If your child is not reading “on schedule”, think about this poem by Billy Collins.

First Reader

I can see them standing politely on the wide pages

that I was still learning to turn

Jane in a blue jumper, Dick with his crayon brown hair,

playing with a ball or exploring the cosmos

of the backyard, unaware they are the first characters,

the boy and the girl who begin fiction.

Beyond the simple illustration of their neighborhood

the other protagonists were waiting in a huddle:

frightening Heathcliff, frightened Pip, Nick Adams

carrying a fishing rod, Emma Bovary riding into Rouen.

But I would read about the perfect boy and his sister

even before I would read about Adam and Eve, garden and gate,

and before I heard the name Gutenberg, the type

of their simple talk was moving into my focusing eyes.

It was always Saturday and he and she

were always pointing at something and shouting “Look!”

pointing at the dog, the bicycle, or at their father

as he pushed a hand mower over the lawn,

waving at aproned Mother framed in the kitchen doorway,

pointing toward the sky, pointing at each other.

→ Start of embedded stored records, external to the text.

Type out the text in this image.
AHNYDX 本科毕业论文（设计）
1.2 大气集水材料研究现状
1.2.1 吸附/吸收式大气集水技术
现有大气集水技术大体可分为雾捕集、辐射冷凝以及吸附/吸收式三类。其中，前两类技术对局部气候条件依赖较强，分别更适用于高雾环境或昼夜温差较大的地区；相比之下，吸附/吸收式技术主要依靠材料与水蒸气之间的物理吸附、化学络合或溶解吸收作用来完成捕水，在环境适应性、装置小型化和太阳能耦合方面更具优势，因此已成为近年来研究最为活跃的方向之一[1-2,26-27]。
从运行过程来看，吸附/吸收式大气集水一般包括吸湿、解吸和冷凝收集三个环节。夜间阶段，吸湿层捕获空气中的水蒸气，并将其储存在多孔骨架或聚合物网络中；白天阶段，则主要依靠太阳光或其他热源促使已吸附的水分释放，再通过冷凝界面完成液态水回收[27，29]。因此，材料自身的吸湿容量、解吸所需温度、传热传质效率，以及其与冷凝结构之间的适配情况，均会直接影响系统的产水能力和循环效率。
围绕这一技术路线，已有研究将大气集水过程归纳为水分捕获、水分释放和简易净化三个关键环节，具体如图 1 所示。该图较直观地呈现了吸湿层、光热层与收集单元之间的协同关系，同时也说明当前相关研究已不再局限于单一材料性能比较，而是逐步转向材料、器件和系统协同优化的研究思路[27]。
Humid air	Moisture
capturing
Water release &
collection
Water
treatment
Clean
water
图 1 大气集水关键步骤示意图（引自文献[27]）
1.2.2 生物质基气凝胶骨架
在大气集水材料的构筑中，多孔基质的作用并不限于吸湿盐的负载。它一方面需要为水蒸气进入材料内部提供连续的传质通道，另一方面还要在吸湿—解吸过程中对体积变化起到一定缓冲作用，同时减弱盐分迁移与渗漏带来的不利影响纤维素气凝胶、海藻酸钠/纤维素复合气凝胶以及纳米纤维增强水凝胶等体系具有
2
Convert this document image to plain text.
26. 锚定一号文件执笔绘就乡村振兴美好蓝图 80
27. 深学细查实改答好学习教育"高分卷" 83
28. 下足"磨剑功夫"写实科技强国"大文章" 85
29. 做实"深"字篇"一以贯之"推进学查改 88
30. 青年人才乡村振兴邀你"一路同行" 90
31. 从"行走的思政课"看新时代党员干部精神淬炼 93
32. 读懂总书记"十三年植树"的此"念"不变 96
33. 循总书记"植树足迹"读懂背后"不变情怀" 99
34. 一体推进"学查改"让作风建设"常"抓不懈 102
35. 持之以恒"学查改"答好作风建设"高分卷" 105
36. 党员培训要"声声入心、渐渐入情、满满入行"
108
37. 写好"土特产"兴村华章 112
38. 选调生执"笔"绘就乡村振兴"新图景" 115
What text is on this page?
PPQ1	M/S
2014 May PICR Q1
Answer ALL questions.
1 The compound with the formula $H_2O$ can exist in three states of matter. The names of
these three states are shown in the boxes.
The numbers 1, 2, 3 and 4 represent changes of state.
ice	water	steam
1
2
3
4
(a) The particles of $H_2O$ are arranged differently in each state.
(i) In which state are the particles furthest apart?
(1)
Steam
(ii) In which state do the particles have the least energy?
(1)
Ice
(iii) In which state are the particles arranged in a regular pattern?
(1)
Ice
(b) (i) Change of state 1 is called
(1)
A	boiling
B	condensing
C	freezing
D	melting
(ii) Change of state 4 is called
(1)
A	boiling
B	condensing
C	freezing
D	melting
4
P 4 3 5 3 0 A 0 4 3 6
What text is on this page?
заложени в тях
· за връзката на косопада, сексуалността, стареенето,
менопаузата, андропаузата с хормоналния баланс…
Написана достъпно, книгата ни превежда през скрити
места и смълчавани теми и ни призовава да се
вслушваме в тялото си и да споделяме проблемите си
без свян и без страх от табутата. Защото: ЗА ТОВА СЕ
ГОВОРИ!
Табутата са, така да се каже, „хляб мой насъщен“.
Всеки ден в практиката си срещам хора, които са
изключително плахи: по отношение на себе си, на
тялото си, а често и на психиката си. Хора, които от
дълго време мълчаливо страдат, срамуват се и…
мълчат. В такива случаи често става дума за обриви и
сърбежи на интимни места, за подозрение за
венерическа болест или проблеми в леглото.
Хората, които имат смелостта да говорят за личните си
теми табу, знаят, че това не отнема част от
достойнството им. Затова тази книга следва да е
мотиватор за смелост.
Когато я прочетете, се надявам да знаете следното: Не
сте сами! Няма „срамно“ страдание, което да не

They wanted us to look but we had looked already

and seen the shaded lawn, the wagon, the postman.

We had seen the dog, walked, watered and fed the animal,

and now it was time to discover the infinite, clicking

permutations of the alphabet’s small and capital letters.

Alphabetical ourselves in the rows of classroom desks,

we were forgetting how to look, learning how to read.